The South Australian Government reviewed how the management of levee banks could be improved in South Australia. See the 2020 position paper in response to the Burns Review:
Levee banks exist in many parts of South Australia, for example:
- extensive levee banks on the River Murray at Renmark and the lower River Murray, and smaller sections at Paringa, Lyrup and Berri
- levee banks on the Gawler River, Little Para River, Dry Creek, Onkaparinga River, River Torrens, Hindmarsh River, and in the South East of the state as part of the South Eastern Water Conservation and Drainage Scheme.
Key actions of the position paper are to document existing levee banks, establish a planning process to identify priority levee banks and determine formal management arrangements, and plan and seek funding for levee bank works needed.
Dam safety management
During the 2016 flood event, it was clear that the design and maintenance of South Australia’s irrigation, domestic and similar dams were often inadequate. Spillways are often non-existent or inadequate for containing flood waters and many dam walls have structural issues. A significant number of dams failed or threatened to fail during this event.

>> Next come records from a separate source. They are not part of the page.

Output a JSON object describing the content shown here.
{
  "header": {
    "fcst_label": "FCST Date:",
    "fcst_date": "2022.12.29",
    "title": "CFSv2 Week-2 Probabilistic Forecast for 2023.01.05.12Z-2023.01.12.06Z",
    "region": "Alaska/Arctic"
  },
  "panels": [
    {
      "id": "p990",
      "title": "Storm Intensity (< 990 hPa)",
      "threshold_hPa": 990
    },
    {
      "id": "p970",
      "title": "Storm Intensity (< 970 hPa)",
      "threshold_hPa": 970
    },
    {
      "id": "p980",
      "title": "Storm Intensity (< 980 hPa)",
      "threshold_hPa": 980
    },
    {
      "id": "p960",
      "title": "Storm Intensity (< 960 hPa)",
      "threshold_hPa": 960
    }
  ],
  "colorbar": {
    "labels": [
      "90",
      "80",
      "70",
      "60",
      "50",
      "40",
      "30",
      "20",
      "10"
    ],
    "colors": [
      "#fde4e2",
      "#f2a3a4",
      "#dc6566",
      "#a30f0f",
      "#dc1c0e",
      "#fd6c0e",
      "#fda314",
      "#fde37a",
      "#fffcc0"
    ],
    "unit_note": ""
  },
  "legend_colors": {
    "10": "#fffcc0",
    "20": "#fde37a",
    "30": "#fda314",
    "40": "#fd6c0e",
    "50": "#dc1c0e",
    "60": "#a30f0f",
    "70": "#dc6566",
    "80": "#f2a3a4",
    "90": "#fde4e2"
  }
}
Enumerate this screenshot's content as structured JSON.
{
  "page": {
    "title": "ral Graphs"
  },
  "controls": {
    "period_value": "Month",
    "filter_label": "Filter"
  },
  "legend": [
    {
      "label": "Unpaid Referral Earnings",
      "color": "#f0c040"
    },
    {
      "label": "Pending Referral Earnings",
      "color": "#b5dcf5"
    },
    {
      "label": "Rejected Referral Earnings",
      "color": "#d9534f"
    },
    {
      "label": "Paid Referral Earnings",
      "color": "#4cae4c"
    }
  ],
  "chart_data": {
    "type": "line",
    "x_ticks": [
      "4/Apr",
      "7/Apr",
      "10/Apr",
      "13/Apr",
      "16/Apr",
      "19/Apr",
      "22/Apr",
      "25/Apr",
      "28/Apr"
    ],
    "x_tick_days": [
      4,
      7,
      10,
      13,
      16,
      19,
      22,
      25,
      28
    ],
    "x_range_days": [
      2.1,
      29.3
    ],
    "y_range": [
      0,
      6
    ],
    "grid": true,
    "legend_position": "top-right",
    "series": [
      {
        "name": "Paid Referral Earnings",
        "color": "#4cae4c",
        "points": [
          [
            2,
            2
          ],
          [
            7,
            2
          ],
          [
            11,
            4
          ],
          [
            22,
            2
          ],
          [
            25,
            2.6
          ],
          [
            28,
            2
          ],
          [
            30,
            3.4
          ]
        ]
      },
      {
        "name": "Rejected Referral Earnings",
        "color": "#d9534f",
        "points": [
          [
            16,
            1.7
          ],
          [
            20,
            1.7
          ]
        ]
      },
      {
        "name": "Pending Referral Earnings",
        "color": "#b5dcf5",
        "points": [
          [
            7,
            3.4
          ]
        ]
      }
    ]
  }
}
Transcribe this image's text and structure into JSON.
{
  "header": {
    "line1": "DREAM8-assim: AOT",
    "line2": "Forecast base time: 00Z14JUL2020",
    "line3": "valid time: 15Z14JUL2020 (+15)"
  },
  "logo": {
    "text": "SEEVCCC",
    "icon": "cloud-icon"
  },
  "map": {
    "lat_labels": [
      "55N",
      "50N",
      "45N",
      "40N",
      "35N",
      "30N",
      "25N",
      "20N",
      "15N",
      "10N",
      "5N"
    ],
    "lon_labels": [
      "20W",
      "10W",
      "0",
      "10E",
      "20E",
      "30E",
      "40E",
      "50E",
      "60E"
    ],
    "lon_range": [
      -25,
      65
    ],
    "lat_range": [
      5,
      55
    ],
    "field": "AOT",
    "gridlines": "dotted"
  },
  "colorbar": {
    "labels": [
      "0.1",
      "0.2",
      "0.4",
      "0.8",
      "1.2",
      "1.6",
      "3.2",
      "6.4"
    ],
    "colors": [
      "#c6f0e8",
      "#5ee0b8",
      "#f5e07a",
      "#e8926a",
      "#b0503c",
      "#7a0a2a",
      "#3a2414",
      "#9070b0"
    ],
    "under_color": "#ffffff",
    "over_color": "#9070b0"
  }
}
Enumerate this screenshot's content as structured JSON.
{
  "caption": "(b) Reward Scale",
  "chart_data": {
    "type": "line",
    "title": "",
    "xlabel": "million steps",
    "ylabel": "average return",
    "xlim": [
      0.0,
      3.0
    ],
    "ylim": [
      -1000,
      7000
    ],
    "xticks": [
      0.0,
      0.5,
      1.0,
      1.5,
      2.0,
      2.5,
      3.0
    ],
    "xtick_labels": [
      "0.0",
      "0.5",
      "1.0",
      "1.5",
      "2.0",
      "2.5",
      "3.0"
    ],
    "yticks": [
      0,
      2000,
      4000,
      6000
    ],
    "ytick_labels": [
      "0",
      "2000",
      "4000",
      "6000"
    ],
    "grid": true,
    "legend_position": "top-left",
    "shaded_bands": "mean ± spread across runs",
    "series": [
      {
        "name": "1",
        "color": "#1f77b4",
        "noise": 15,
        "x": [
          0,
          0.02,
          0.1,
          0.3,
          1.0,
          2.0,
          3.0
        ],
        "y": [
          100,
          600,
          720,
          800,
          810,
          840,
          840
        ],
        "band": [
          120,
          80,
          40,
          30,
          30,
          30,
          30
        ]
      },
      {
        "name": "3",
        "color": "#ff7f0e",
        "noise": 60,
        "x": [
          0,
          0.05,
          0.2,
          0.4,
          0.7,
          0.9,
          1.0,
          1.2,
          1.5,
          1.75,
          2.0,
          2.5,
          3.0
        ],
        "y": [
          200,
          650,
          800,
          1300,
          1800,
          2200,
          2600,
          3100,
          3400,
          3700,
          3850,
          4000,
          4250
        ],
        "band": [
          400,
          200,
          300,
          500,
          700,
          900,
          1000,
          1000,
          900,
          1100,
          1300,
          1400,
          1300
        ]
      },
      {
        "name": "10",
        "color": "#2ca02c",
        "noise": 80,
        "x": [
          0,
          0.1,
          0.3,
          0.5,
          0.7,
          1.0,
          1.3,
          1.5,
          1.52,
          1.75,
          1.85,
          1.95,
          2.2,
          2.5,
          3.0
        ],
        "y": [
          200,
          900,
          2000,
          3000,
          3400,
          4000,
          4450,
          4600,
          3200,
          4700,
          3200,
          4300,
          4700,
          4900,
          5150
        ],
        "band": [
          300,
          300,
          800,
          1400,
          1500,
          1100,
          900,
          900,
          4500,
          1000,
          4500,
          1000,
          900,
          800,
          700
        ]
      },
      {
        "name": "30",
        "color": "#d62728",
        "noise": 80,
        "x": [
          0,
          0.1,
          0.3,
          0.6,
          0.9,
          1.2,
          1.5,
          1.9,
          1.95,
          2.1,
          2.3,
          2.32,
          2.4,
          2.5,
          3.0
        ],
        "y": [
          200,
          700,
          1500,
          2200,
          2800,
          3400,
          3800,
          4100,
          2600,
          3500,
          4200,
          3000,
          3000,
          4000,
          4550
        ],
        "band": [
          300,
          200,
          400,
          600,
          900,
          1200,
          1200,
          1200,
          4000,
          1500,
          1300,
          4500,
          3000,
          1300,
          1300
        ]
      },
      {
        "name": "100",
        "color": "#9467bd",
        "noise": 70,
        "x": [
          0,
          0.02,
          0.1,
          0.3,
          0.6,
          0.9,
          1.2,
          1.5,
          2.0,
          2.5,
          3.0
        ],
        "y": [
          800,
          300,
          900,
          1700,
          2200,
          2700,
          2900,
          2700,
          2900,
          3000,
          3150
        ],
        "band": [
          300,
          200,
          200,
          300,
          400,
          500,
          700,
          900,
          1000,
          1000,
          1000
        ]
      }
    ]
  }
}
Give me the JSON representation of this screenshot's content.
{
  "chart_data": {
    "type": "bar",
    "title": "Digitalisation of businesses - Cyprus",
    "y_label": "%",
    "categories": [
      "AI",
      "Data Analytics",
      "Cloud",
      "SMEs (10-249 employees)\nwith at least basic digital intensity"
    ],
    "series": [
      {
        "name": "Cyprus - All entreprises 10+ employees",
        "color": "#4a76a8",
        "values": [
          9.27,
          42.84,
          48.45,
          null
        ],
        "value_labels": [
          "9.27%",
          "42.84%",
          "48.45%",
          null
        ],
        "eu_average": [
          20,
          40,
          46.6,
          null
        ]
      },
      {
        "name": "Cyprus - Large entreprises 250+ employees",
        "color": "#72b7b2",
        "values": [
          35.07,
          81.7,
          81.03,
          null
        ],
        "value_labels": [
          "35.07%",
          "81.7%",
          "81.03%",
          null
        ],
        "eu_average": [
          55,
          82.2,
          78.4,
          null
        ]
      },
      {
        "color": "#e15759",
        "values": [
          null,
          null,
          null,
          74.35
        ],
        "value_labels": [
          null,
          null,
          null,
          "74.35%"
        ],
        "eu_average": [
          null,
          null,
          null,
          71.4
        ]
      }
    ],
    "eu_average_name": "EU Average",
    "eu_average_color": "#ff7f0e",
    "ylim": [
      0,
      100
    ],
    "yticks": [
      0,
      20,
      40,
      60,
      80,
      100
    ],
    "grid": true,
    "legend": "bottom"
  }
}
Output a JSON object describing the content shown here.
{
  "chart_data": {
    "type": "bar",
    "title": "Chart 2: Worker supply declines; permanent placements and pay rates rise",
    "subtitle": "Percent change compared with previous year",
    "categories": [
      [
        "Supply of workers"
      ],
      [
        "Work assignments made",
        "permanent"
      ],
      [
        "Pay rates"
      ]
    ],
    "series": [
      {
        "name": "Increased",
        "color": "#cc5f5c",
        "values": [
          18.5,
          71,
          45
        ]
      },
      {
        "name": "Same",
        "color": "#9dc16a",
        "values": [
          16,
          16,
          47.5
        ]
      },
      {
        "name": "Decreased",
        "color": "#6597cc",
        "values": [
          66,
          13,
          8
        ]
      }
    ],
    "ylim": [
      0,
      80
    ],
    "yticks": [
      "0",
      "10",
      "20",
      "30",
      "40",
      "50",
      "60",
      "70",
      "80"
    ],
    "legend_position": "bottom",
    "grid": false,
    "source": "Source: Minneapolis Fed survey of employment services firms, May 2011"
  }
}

The South Australian Government reviewed how dam safety management could be improved in South Australia. See the 2020 position paper in response to the Burns Review:
Note that SA Water reservoirs, tailings dams and some wastewater storage and evaporation lagoons were not in-scope for the review.
Key actions of the position paper include an annual dam safety awareness campaign for dam owners and as needed for SES volunteers, developing a dam failure risk rating method, developing a pilot register for one or more catchments in the Mt Lofty Ranges. Funding will need to be secured for some of the actions.
Flood Hazard Mapping and Assessment Project
This $3 million Hazard mapping project, being led by the Attorney-General’s Department – Planning and Land Use Services (AGD-PLUS) is producing additional flood studies, expanded outputs from existing flood studies, LIDAR, and improved flood policies in the Planning and Design Code (the Code).
The aim is to provide a more contemporary and consistent approach for planning decisions and emergency management. The mapping will be fit for purpose and easily understood, enabling the planning process to be quicker and simpler and ensuring that developments consider the risk of flood.